Banned Books Week

September 24–30, 2017

We’re halfway through Banned Books Week, an event that celebrates people’s right to read and reiterates the importance of the First Amendment:

Congress shall make no law respecting an establishment of religion, or prohibiting the free exercise thereof; or abridging the freedom of speech, or of the press; or the right of the people peaceably to assemble, and to petition the Government for a redress of grievances.

According to the American Library Association, to challenge a book is to “attempt to remove or restrict materials, based upon the objections of a person or group. A banning is the removal of those materials. Challenges do not simply involve a person expressing a point of view; rather, they are an attempt to remove material from the curriculum or library, thereby restricting the access of others. As such, they are a threat to freedom of speech and choice.”

Image courtesy of the American Library Association.

Books have been challenged/banned in the United States since the publication of Uncle Tom’s Cabin in 1852 when the anti-slavery novel was deemed inappropriate for popular consumption because of its pro-abolitionist message. (In case you missed it, Monday’s blog kicked off #BannedBooksWeek with a post on the woman who started it all: Harriet Beecher Stowe.)

The practice of book banning continued well into the 1920s after Anthony Comstock, then a well-known politician, helped push a law through Congress that banned “obscene literature” from being sent in the mail (his definition of “pornography” extended so far as to include Medieval works like The Canterbury Tales). Influential court cases, however, like The United States v. One Book Called Ulysses in 1933 and Roth vs. The United States in 1957, combined with the social revolutions of the 60s and 70s, made room in the market for books with strong language and depictions of sex and violence.
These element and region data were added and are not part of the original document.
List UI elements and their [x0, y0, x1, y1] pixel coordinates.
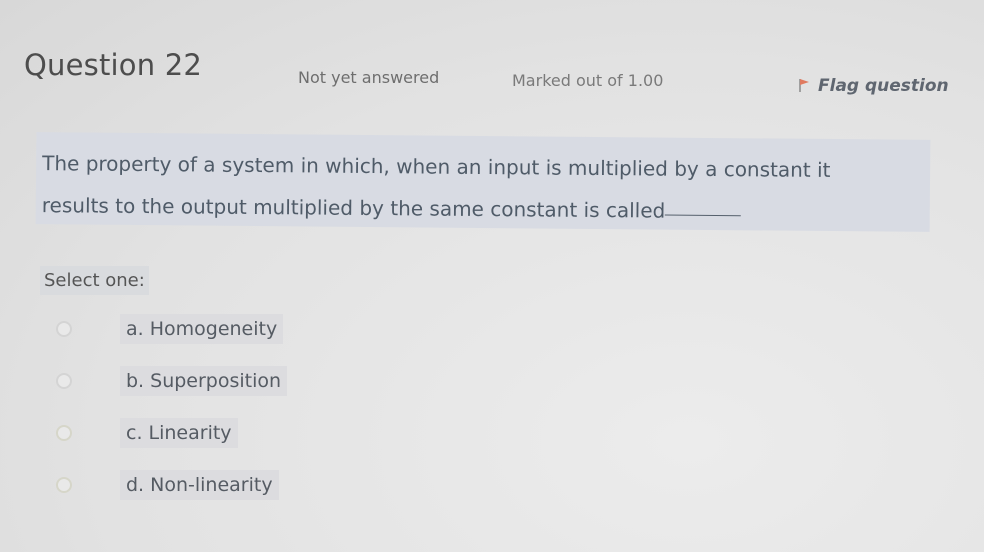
- select-one-label: Select one:: [40, 266, 149, 295]
- option-d[interactable]: d. Non-linearity: [56, 470, 279, 500]
- option-c[interactable]: c. Linearity: [56, 418, 238, 448]
- question-text-line2: results to the output multiplied by the …: [41, 193, 666, 223]
- flag-icon: [798, 77, 810, 96]
- option-b-label[interactable]: b. Superposition: [120, 366, 288, 396]
- question-marks: Marked out of 1.00: [512, 71, 664, 90]
- option-c-label[interactable]: c. Linearity: [120, 418, 238, 448]
- question-text: The property of a system in which, when …: [42, 142, 931, 234]
- radio-button-a[interactable]: [56, 321, 72, 337]
- radio-button-c[interactable]: [56, 425, 72, 441]
- flag-question-link[interactable]: Flag question: [798, 76, 949, 96]
- radio-button-d[interactable]: [56, 477, 72, 493]
- question-text-line1: The property of a system in which, when …: [42, 151, 831, 183]
- answer-blank: [665, 214, 742, 217]
- radio-button-b[interactable]: [56, 373, 72, 389]
- option-a[interactable]: a. Homogeneity: [56, 314, 284, 344]
- option-d-label[interactable]: d. Non-linearity: [120, 470, 279, 500]
- option-b[interactable]: b. Superposition: [56, 366, 288, 396]
- question-title: Question 22: [24, 48, 203, 82]
- question-status: Not yet answered: [298, 68, 440, 87]
- option-a-label[interactable]: a. Homogeneity: [120, 314, 284, 344]
- flag-question-label: Flag question: [818, 76, 949, 96]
Image courtesy of Epic Reads.

While some challenged titles may be not surprise you – E.L. James’s Fifty Shades of Grey made the American Library Associations’ Top 10 Most Challenged Books List in 2015 – others may cause your eyebrows to lift. Charlotte’s Web, for example, by E.B. White, Harry Potter, by J.K. Rowling, The Giving Tree, by Shell Silverstein, and Where the Wild Things Are, by Maurice Sendak, all faced parental pushback upon publication.
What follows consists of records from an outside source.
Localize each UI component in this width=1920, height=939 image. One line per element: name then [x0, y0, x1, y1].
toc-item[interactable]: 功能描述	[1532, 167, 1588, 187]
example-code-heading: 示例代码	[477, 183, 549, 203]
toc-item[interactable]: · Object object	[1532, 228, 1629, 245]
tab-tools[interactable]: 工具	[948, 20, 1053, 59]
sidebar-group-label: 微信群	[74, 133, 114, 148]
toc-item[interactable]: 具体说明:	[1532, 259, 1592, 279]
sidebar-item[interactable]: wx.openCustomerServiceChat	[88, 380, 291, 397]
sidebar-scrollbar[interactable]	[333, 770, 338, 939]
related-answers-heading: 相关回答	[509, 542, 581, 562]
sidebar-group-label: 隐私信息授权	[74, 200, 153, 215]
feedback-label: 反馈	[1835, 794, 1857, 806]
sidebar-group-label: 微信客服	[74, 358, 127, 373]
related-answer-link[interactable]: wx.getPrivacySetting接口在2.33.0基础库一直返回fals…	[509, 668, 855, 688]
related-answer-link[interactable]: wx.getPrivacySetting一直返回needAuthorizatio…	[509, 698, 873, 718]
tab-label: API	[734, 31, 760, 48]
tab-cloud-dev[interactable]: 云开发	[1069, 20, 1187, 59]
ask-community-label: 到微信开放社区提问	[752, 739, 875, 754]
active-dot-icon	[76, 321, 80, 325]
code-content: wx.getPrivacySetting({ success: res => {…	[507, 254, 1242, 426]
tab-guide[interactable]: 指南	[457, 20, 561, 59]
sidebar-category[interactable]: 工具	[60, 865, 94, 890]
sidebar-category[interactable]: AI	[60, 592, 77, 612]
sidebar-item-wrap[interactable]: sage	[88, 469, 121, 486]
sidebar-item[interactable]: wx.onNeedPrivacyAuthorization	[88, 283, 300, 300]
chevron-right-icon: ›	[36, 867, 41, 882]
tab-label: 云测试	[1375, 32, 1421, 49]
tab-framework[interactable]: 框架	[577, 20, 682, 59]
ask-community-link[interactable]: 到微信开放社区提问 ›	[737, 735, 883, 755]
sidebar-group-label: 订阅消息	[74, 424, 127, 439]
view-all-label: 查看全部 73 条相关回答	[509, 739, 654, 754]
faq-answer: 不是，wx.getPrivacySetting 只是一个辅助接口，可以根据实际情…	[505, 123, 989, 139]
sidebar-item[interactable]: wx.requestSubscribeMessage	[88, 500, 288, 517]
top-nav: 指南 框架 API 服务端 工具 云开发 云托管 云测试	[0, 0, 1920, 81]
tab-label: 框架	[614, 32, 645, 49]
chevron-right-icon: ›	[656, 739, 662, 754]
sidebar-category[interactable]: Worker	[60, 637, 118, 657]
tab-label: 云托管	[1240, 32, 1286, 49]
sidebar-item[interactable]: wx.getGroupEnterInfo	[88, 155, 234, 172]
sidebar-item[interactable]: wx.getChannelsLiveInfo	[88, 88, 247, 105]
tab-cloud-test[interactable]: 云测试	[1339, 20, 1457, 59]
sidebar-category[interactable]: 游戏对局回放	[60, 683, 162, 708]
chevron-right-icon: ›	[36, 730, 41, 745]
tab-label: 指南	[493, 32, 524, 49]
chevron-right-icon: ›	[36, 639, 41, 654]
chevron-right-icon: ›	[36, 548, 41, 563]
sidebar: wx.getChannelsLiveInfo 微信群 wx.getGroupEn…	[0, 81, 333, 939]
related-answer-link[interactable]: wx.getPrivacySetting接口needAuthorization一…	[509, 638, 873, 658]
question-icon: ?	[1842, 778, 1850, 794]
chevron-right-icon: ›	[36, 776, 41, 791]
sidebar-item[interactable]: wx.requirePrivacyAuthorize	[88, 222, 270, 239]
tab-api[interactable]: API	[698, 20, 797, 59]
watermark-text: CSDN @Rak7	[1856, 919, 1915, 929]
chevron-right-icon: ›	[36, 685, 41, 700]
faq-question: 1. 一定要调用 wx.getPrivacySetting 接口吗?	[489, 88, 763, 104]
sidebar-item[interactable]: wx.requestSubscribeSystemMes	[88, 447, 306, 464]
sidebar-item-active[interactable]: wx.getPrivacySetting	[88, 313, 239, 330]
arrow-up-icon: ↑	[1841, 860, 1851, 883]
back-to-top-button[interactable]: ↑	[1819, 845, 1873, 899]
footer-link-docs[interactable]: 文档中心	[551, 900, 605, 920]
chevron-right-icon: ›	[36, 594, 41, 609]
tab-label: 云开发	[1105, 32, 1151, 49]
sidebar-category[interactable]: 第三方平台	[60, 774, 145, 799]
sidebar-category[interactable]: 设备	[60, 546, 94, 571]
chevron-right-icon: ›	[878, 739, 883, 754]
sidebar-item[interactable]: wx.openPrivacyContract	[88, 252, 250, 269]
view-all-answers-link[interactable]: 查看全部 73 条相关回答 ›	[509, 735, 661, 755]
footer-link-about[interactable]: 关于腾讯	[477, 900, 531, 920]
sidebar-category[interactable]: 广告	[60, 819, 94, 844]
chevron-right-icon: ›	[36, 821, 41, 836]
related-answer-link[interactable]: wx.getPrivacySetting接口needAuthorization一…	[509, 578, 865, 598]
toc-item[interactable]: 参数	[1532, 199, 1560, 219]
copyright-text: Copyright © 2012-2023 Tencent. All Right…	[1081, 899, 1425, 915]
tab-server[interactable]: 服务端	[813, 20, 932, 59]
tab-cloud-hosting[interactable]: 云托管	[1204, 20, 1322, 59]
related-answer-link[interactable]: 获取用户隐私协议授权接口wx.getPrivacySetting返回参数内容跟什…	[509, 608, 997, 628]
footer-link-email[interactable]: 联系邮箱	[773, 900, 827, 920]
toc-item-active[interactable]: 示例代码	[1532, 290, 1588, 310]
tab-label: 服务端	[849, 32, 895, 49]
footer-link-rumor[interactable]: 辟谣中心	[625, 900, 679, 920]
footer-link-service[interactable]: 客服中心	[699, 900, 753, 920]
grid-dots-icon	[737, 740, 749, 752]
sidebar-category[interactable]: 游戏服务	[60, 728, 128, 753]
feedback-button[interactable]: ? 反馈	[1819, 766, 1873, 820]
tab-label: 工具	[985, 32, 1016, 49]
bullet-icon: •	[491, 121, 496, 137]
The Library of Congress has also put together a list of books that have been banned/challenged over the years that “have had a profound effect on American life.” In 1885, The Adventures of Huckleberry Finn, Mark Twain’s beloved American classic, was deemed “trash and suitable only for the slums.” In the 60s, The Autobiography of Malcolm X , Truman Capote’s In Cold Blood, and Harper Lee’s To Kill a Mockingbird faced similar vitriol.

Image courtesy of the American Civil Liberties Union.

This One Summer by Mariko Tamaki and Jillian Tamaki was the number one challenged title of 2016 because of its “LGBT characters, drug use and profanity,” and sexual content. The book went on to become a New York Times bestseller, a 2015 Caldecott Honor Book, a 2015 Michael L. Printz Honor Book, and an Eisner Award Winner.

NYC’s Strand Bookstore has assembled a special table for banned books this week. Did your favorite make the list?